In June I ran my first marathon. It was, without a doubt, one of the most amazing experiences of my life. What I learned about myself on that day is absolutely priceless. This is what I learned:
Pain can be a beautiful thing: Three weeks prior to the marathon a back injury from a decade ago came back and with a vengeance. I had the goal of running a marathon for two years now, had trained for four months and was determined to do this thing. From the moment I crossed the starting line to the moment I crossed the finish line, I experienced more pain than I ever have in my life. However, during the entire span of the race, I felt stronger and more present than ever. There is something extremely powerful about pushing through that kind of pain. Mind over matter had never been truer. It took me about the first mile to decide that I was strong enough to deal with that level of pain and I would cross the finish line.

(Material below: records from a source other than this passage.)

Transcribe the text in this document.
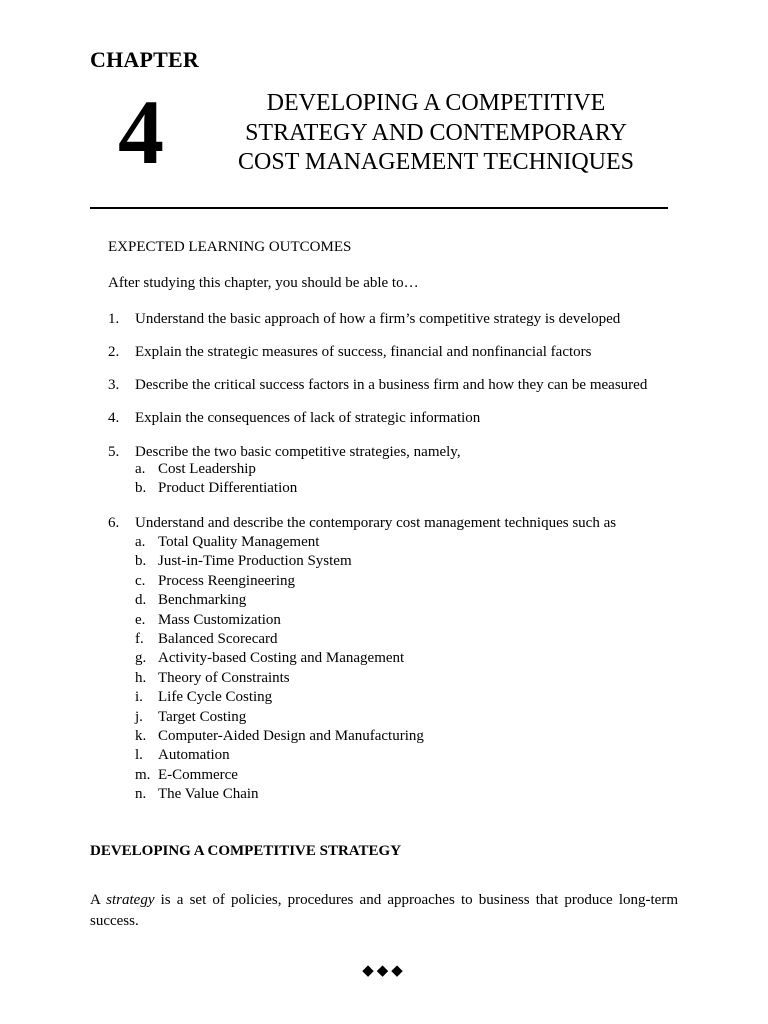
CHAPTER
4	DEVELOPING A COMPETITIVE
STRATEGY AND CONTEMPORARY
COST MANAGEMENT TECHNIQUES
EXPECTED LEARNING OUTCOMES
After studying this chapter, you should be able to…
1. Understand the basic approach of how a firm’s competitive strategy is developed
2. Explain the strategic measures of success, financial and nonfinancial factors
3. Describe the critical success factors in a business firm and how they can be measured
4. Explain the consequences of lack of strategic information
5. Describe the two basic competitive strategies, namely,
a. Cost Leadership
b. Product Differentiation
6. Understand and describe the contemporary cost management techniques such as
a. Total Quality Management
b. Just-in-Time Production System
c. Process Reengineering
d. Benchmarking
e. Mass Customization
f. Balanced Scorecard
g. Activity-based Costing and Management
h. Theory of Constraints
i. Life Cycle Costing
j. Target Costing
k. Computer-Aided Design and Manufacturing
l. Automation
m. E-Commerce
n. The Value Chain
DEVELOPING A COMPETITIVE STRATEGY
A strategy is a set of policies, procedures and approaches to business that produce long-term success.
◆◆◆
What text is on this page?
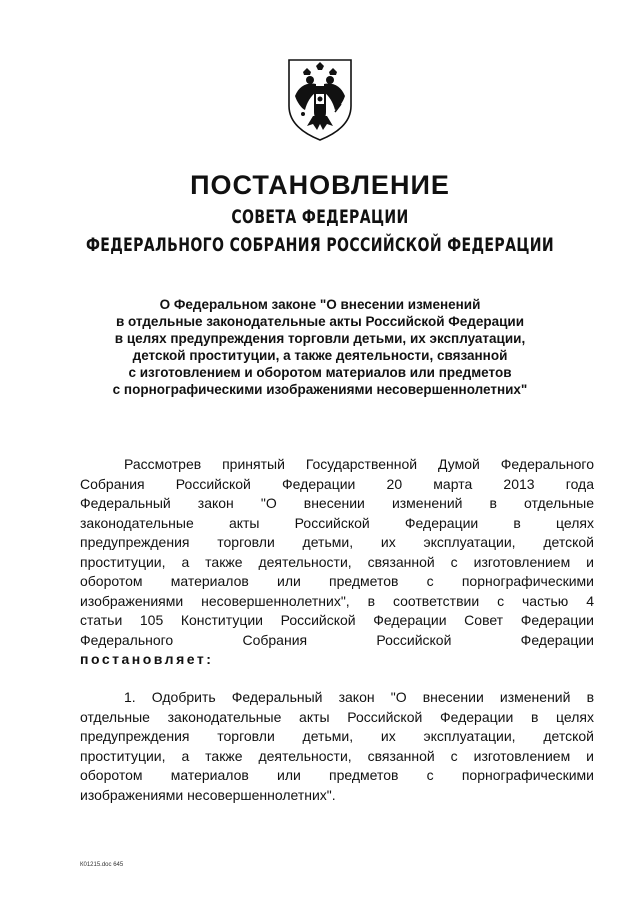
ПОСТАНОВЛЕНИЕ
СОВЕТА ФЕДЕРАЦИИ
ФЕДЕРАЛЬНОГО СОБРАНИЯ РОССИЙСКОЙ ФЕДЕРАЦИИ
О Федеральном законе "О внесении изменений
в отдельные законодательные акты Российской Федерации
в целях предупреждения торговли детьми, их эксплуатации,
детской проституции, а также деятельности, связанной
с изготовлением и оборотом материалов или предметов
с порнографическими изображениями несовершеннолетних"
Рассмотрев принятый Государственной Думой Федерального
Собрания Российской Федерации 20 марта 2013 года
Федеральный закон "О внесении изменений в отдельные
законодательные акты Российской Федерации в целях
предупреждения торговли детьми, их эксплуатации, детской
проституции, а также деятельности, связанной с изготовлением и
оборотом материалов или предметов с порнографическими
изображениями несовершеннолетних", в соответствии с частью 4
статьи 105 Конституции Российской Федерации Совет Федерации
Федерального Собрания Российской Федерации
постановляет:
1. Одобрить Федеральный закон "О внесении изменений в
отдельные законодательные акты Российской Федерации в целях
предупреждения торговли детьми, их эксплуатации, детской
проституции, а также деятельности, связанной с изготовлением и
оборотом материалов или предметов с порнографическими
изображениями несовершеннолетних".
К01215.doc 645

You really can accomplish anything you set your mind to: In 2009 I was putting on weight at a fast pace and decided to start running again after a 10 year hiatus. I couldn’t even run a mile and the idea of running at all at 8,000 feet above sea level was daunting to me. I have several friends that have completed marathons and have always had so much admiration for them because the idea of running a marathon sounded absolutely impossible to me. After a year I worked up to regularly running 3-5 miles a few days a week and slowly started to feel like a marathon MIGHT be within my reach. The next year I ran two half marathons and knew that a marathon was absolutely possible. To go from impossible, to possible, to I did it, is a feeling that I cannot find words for.
I don’t need to be skinny to love my body: The definition of beauty in our society is so incredibly skewed. I know I speak for many women when I say, I’ve always felt that I needed to be stick-figure thin to love my body. I was super thin in high school and still thought I was fat and have only gained weight since. Every few years I would work out like crazy for a few months, lose some weight, only to put it right back on and ultimately be continually unhappy with the way I looked. Since running a marathon, my perception of my body has changed and I could not be more grateful. I look at myself in the mirror or in photos now and I think how I am an athlete, I have a body strong enough to run 26.2 miles and that makes me proud.
If there is anything you have ever wanted to do, dreamed of, but thought too difficult, too time consuming or even impossible, make the decision to just do it. I’m telling you, it will change your life.